计算机工程与应用 ›› 2022, Vol. 58 ›› Issue (6): 208-218.DOI: 10.3778/j.issn.1002-8331.2108-0416

• 图形图像处理 • 上一篇    下一篇

级联特征融合孪生网络目标跟踪算法研究

韩明,王景芹,王敬涛,孟军英   

  1. 1.石家庄学院 计算机科学与工程学院,石家庄 050035
    2.河北工业大学 省部共建电工装备可靠性和智能化国家重点实验室,天津 300130
  • 出版日期:2022-03-15 发布日期:2022-03-15

Research on Object Tracking Algorithm Based on Cascading Feature Fusion of Siamese Network

HAN Ming, WANG Jingqin, WANG Jingtao, MENG Junying   

  1. 1.School of Computer Science and Engineering, Shijiazhuang University, Shijiazhuang 050035, China
    2.State Key Laboratory of Reliability and Intelligence of Electrical Equipment, Hebei University of Technology, Tianjin 300130, China
  • Online:2022-03-15 Published:2022-03-15

摘要: 在光照变化、遮挡、背景相似、变形等复杂情况下,目标跟踪过程中难以精确地提取丰富的特征信息,容易导致目标跟踪出现漂移或者跟踪丢失。由于多层神经网络的浅层特征具有高分辨率,适合于目标定位;深层特征具有丰富的语义信息,适合于目标分类。充分利用这一优势,提出了一种级联特征融合的孪生网络目标跟踪算法。对ResNet-50网络进行改进,在减少模型参数和计算量的同时提高跟踪速度;采用级联特征融合策略将ResNet-50最后一阶段的3层特征进行逐级级联融合,进行目标深层语义信息和浅层空间信息的有效提取,实现目标的多特征准确表示。针对目标跟踪过程中大多数算法仅利用第一帧作为目标模板导致跟踪过程中目标模板退化问题,引入模板更新机制,利用相似度阈值法进行模板的实时更新。在OBT2015、VOT2016和VOT2018标准数据集上进行对比实验,实验结果表明,该算法的跟踪精度较高,复杂场景下鲁棒性较强,相对于其他算法有较强的竞争优势。

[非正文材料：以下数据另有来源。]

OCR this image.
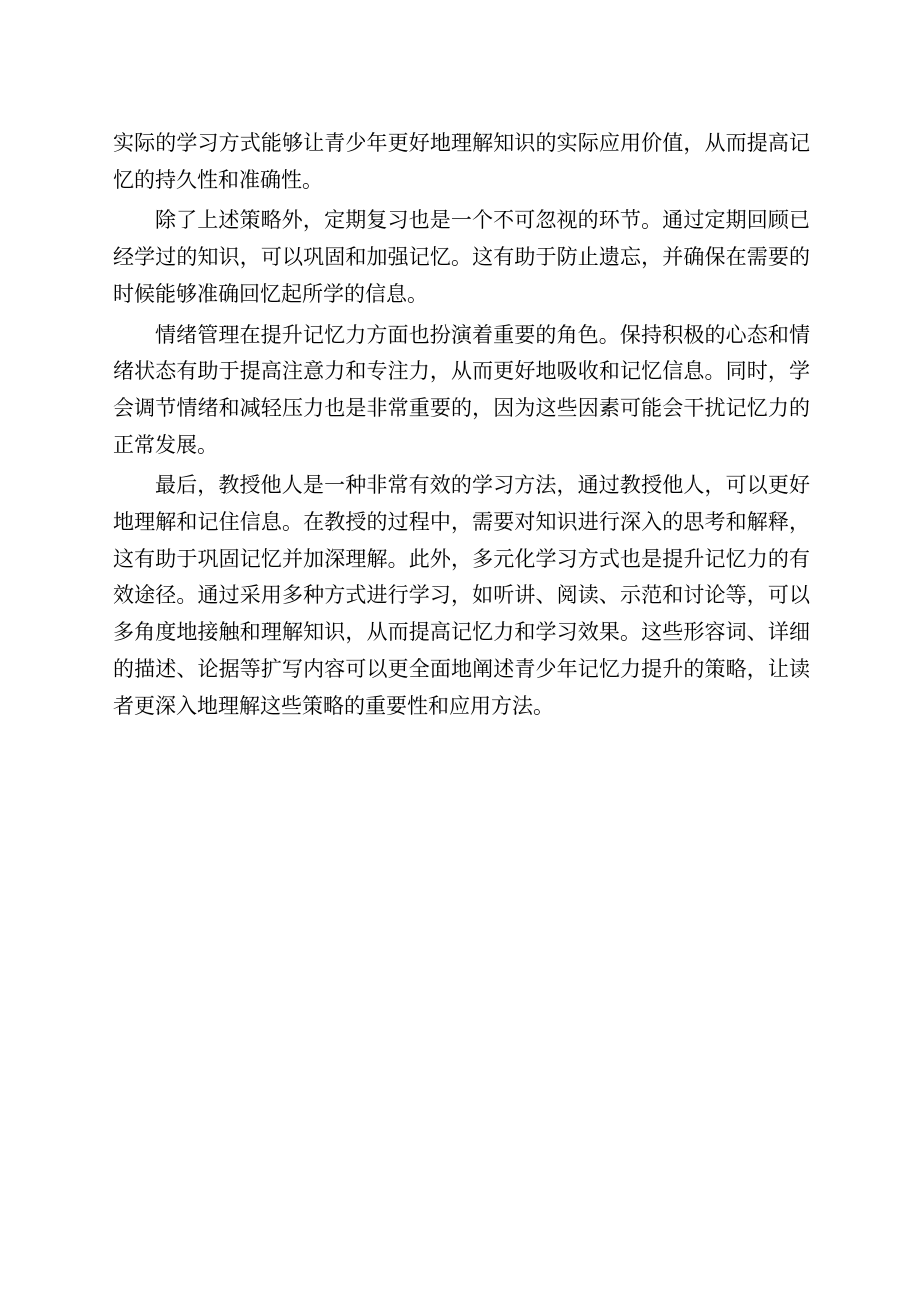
实际的学习方式能够让青少年更好地理解知识的实际应用价值，从而提高记忆的持久性和准确性。

除了上述策略外，定期复习也是一个不可忽视的环节。通过定期回顾已经学过的知识，可以巩固和加强记忆。这有助于防止遗忘，并确保在需要的时候能够准确回忆起所学的信息。

情绪管理在提升记忆力方面也扮演着重要的角色。保持积极的心态和情绪状态有助于提高注意力和专注力，从而更好地吸收和记忆信息。同时，学会调节情绪和减轻压力也是非常重要的，因为这些因素可能会干扰记忆力的正常发展。

最后，教授他人是一种非常有效的学习方法，通过教授他人，可以更好地理解和记住信息。在教授的过程中，需要对知识进行深入的思考和解释，这有助于巩固记忆并加深理解。此外，多元化学习方式也是提升记忆力的有效途径。通过采用多种方式进行学习，如听讲、阅读、示范和讨论等，可以多角度地接触和理解知识，从而提高记忆力和学习效果。这些形容词、详细的描述、论据等扩写内容可以更全面地阐述青少年记忆力提升的策略，让读者更深入地理解这些策略的重要性和应用方法。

关键词: 计算机视觉, 目标跟踪, 孪生网络, 特征融合, 模板更新

Abstract: It is difficult to accurately extract rich feature information in the process of target tracking under complex environments such as illumination variation, occlusion, background clutters and deformation, which is easy to lead to the object shift or tracking loss. Because the low-level features have high resolution of multilayer neural network, which is suitable for positioning the object. While the high-level features have rich semantic information and are suitable for object classification. To take full use of the advantage of the multilayer neural network, the siamese network algorithm of cascading feature fusion for object tracking is proposed. The ResNet-50 network is improved, which is reduced the model parameters and computation, and the tracking speed is improved. The cascade feature fusion strategy is adopted to cascade the three layers of features in the last stage of ResNet-50, and to effectively extract the high-level semantic information and low-level spatial information of the object, so as to achieve the accurate multi-feature representation of the object. In the process of object tracking, only the first frame is used as the object template most of the algorithm, which leads to the object template degradation. The template update mechanism is introduced, and the similarity threshold method is used to update the template in real time. The extensive comparative experiments are conducted on the OBT2015, VOT2016 and VOT2018. The experimental results show that the proposed algorithm has higher tracking accuracy and stronger robustness in complex scenes, and has a stronger competitive advantage compared with other algorithms.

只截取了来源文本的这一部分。